3) more the severity of aortic stenosis narrower the pulse pressure. This gives pulse the charactestic low amplitude prolonged duration.
4) In sever cases apical impulse is forcible and 4th sound is palpable
5) 1st sound is normal follwed by ejection click. 2nd sound is (A2) delayed but not diminished in intensity. 2nd sound is closely split , single or paradoxicaly split
6) ejection systolic murmur starts after ejection click reach peak in mid-systol.
With increasing severity the peak is audible to end rather than at mid systol.
7)absence of click and post aortic dilation differntiate subvalvar frm valvar.
8) aortic regurgitation murmur may be present or absent.
9) in supravalvar (william's syndrom) since the obstruction is above the level of valve loud A2 is heard.

TREATMENT :-

1) Balloon aortic valvuplasty :-
- It is a non surgical procedure in which a balloon is introduced in femoral artery , placed at aortic level and inflated.
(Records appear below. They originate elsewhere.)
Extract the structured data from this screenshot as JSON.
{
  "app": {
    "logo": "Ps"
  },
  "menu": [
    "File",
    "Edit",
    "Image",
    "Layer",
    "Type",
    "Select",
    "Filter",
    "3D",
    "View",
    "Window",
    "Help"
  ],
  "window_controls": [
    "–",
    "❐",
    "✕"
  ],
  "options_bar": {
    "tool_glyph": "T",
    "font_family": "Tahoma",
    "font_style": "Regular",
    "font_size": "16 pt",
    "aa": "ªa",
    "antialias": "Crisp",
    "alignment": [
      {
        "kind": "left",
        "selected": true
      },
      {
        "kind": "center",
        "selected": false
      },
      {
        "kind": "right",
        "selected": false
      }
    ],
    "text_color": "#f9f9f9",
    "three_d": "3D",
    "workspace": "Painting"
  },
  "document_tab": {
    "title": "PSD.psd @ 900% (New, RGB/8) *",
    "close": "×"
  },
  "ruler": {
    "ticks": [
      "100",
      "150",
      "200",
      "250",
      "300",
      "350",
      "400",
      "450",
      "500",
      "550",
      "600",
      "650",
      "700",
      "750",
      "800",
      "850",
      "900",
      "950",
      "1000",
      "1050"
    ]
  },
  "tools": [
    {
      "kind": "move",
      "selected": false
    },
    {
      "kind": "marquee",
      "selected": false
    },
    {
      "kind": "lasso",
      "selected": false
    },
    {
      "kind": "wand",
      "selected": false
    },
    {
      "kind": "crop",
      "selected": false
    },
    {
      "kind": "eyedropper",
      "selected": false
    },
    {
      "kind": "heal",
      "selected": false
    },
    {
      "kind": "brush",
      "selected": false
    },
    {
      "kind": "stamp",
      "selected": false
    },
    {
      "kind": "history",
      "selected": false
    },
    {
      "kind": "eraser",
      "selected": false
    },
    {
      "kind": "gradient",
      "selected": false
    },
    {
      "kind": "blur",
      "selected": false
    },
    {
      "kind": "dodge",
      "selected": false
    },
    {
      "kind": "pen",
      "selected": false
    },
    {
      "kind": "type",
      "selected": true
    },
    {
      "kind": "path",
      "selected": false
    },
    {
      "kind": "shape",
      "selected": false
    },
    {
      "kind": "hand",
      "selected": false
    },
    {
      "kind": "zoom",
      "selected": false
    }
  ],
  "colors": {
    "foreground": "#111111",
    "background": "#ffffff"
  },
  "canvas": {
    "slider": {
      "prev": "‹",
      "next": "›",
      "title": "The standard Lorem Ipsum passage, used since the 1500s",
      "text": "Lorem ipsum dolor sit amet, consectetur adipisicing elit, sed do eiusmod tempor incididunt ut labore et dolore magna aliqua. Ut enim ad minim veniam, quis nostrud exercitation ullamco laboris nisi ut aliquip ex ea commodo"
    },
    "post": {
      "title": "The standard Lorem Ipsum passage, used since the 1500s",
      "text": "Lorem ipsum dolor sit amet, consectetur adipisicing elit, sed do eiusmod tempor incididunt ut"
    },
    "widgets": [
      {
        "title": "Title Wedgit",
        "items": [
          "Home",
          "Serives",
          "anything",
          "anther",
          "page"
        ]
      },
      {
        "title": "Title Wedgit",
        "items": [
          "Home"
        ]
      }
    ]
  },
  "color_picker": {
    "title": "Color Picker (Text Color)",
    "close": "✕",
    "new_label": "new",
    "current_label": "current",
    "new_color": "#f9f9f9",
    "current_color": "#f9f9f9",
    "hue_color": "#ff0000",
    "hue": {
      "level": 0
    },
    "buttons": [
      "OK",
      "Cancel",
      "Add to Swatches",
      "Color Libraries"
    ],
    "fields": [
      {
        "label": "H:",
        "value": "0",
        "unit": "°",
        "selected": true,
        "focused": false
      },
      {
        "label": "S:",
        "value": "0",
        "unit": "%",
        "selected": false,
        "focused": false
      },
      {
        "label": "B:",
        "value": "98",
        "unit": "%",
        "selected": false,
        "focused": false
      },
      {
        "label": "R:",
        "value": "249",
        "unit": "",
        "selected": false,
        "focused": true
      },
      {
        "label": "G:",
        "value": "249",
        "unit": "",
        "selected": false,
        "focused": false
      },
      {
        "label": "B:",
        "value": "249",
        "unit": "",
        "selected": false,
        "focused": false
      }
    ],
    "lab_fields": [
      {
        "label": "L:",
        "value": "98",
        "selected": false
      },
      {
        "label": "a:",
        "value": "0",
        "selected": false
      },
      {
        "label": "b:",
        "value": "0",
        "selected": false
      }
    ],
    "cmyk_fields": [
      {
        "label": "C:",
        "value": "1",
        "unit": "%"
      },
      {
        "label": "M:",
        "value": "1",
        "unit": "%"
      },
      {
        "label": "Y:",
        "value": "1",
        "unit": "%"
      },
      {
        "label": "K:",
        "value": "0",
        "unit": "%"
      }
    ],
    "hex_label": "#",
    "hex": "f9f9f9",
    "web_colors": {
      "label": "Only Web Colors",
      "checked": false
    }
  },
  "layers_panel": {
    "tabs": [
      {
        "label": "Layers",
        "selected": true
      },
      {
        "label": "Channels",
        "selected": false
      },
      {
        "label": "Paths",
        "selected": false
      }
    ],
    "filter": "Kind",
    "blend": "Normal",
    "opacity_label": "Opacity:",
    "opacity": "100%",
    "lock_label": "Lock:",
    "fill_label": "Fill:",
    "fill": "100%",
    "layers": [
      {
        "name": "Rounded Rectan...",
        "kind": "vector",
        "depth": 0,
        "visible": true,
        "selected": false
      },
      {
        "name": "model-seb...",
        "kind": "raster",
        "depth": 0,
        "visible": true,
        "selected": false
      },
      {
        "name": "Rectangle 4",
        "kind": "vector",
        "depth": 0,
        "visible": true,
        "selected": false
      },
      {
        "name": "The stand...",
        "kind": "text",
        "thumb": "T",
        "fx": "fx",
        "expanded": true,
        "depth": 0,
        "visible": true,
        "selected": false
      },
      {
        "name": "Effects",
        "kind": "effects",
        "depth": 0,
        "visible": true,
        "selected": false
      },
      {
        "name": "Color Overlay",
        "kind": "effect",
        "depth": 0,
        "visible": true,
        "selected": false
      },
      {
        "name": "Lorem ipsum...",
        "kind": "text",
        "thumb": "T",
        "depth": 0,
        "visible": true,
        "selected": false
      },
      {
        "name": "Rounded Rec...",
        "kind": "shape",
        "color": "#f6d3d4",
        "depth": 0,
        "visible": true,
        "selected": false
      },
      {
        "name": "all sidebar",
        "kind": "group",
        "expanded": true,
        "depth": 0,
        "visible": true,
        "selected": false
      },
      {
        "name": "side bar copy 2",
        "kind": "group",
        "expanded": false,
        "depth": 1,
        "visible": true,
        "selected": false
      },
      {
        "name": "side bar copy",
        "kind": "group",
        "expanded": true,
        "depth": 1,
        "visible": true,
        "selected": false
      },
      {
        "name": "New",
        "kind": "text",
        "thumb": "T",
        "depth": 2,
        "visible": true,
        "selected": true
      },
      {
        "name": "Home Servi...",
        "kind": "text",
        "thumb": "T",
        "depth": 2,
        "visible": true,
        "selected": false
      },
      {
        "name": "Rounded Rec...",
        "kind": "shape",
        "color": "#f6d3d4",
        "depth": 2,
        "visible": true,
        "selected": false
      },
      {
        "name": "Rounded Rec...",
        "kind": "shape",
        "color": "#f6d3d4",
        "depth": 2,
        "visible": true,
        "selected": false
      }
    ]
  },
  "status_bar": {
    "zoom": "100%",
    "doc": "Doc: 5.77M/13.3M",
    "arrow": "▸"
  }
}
It is indicated when gradient is above 75mm.
- At present it is treatment of choice in valvar and discrete subvalvar aortic stenosis.
- Sever associated aortic regurgitation is only contraindication .

2) Surgical treatment :-
- Indicated when significant aortic regurgitation is associated.
- two surgical procedures
  i) Aortic valvotonmy
  ii) Aortic valve replacement
 are in use.
- those who undergone valvotmy may develop aortic regurgitation later. And those on prosthetic replacement should be kept on anticoagulants.